Diese Wirkung ließ sich augenblicks in der Gesellschaft empfinden. Die Neueintretenden, welche unmittelbar aus der Welt kamen, wie man sogar an ihren Kleidern, Gerätschaften und allen Umgebungen sehen konnte, machten gewissermaßen mit unsern Freunden, ihrem ländlichen und heimlich leidenschaftlichen Zustande eine Art von Gegensatz, der sich jedoch sehr bald verlor, indem alte Erinnerungen und gegenwärtige Teilnahme sich vermischten und ein schnelles, lebhaftes Gespräch alle geschwind zusammenverband.
Es währte indessen nicht lange, als schon eine Sonderung vorging. Die Frauen zogen sich auf ihren Flügel zurück und fanden daselbst, indem sie sich mancherlei vertrauten und zugleich die neuesten Formen und Zuschnitte von Frühkleidern, Hüten und derglichen zu mustern anfingen, genugsame Unterhaltung, während die Männer sich um die neuen Reisewagen, mit vorgeführten Pferden, beschäftigten und gleich zu handeln und zu tauschen anfingen.
Erst zu Tische kam man wieder zusammen. Die Umkleidung war geschehen, und auch hier zeigte sich das angekommene Paar zu seinem Vorteile. Alles, was sie an sich trugen, war neu und gleichsam ungesehen und doch schon durch den Gebrauch zur Gewohnheit und Bequemlichkeit eingeweiht.
Das Gespräch war lebhaft und abwechselnd, wie denn in Gegenwart solcher Personen alles und nichts zu interessieren scheint. Man bediente sich der französischen Sprache, um die Aufwartenden von dem Mitverständnis auszuschließen, und schweifte mit mutwilligem Behagen über hohe und mittlere Weltverhältnisse hin.

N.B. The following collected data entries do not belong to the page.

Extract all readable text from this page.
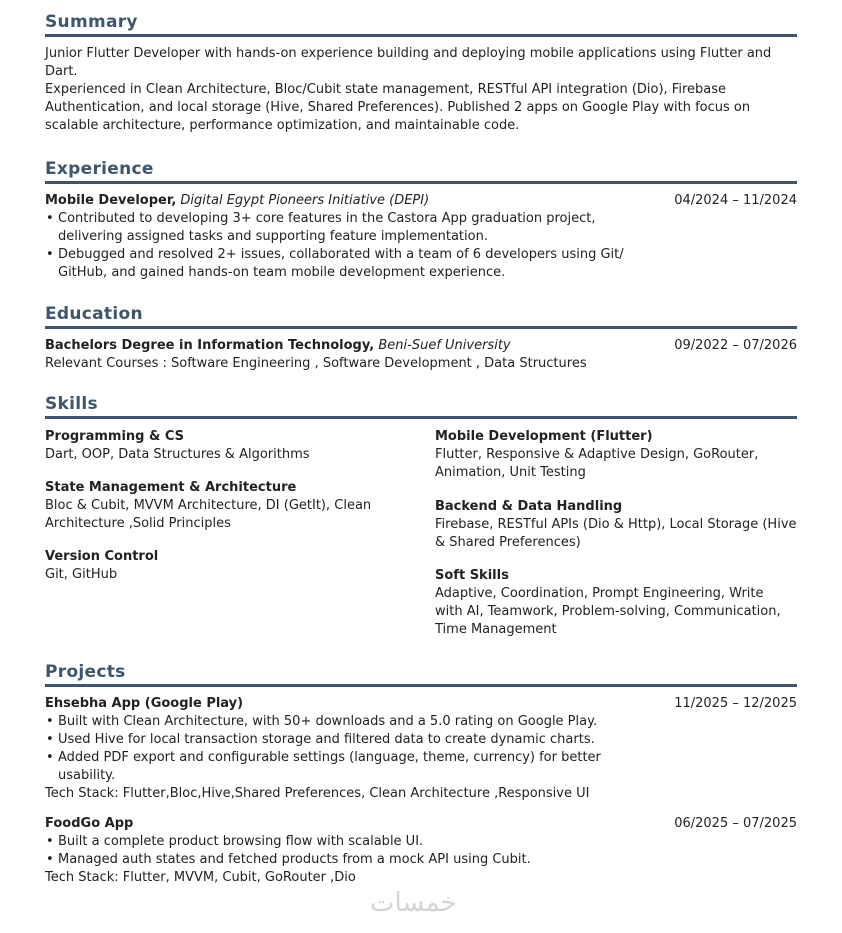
Summary
Junior Flutter Developer with hands-on experience building and deploying mobile applications using Flutter and
Dart.
Experienced in Clean Architecture, Bloc/Cubit state management, RESTful API integration (Dio), Firebase
Authentication, and local storage (Hive, Shared Preferences). Published 2 apps on Google Play with focus on
scalable architecture, performance optimization, and maintainable code.
Experience
Mobile Developer, Digital Egypt Pioneers Initiative (DEPI)	04/2024 – 11/2024
• Contributed to developing 3+ core features in the Castora App graduation project,
delivering assigned tasks and supporting feature implementation.
• Debugged and resolved 2+ issues, collaborated with a team of 6 developers using Git/
GitHub, and gained hands-on team mobile development experience.
Education
Bachelors Degree in Information Technology, Beni-Suef University	09/2022 – 07/2026
Relevant Courses : Software Engineering , Software Development , Data Structures
Skills
Programming & CS
Dart, OOP, Data Structures & Algorithms
State Management & Architecture
Bloc & Cubit, MVVM Architecture, DI (GetIt), Clean
Architecture ,Solid Principles
Version Control
Git, GitHub
Mobile Development (Flutter)
Flutter, Responsive & Adaptive Design, GoRouter,
Animation, Unit Testing
Backend & Data Handling
Firebase, RESTful APIs (Dio & Http), Local Storage (Hive
& Shared Preferences)
Soft Skills
Adaptive, Coordination, Prompt Engineering, Write
with AI, Teamwork, Problem-solving, Communication,
Time Management
Projects
Ehsebha App (Google Play)	11/2025 – 12/2025
• Built with Clean Architecture, with 50+ downloads and a 5.0 rating on Google Play.
• Used Hive for local transaction storage and filtered data to create dynamic charts.
• Added PDF export and configurable settings (language, theme, currency) for better
usability.
Tech Stack: Flutter,Bloc,Hive,Shared Preferences, Clean Architecture ,Responsive UI
FoodGo App	06/2025 – 07/2025
• Built a complete product browsing flow with scalable UI.
• Managed auth states and fetched products from a mock API using Cubit.
Tech Stack: Flutter, MVVM, Cubit, GoRouter ,Dio
خمسات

Auf einem einzigen Punkt blieb die Unterhaltung länger als billig haften, indem Charlotte nach einer Jugendfreundin sich erkundigte und mit einiger Befremdung vernahm, daß sie ehstens geschieden werden sollte.
„Es ist unerfreulich“, sagte Charlotte, „wenn man seine abwesenden Freunde irgend einmal geborgen, eine Freundin, die man liebt, versorgt glaubt; eh man sichs versieht, muß man wieder hören, daß ihr Schicksal im Schwanken ist, und daß sie erst wieder neue und vielleicht abermals unsichre Pfade des Lebens betreten soll“.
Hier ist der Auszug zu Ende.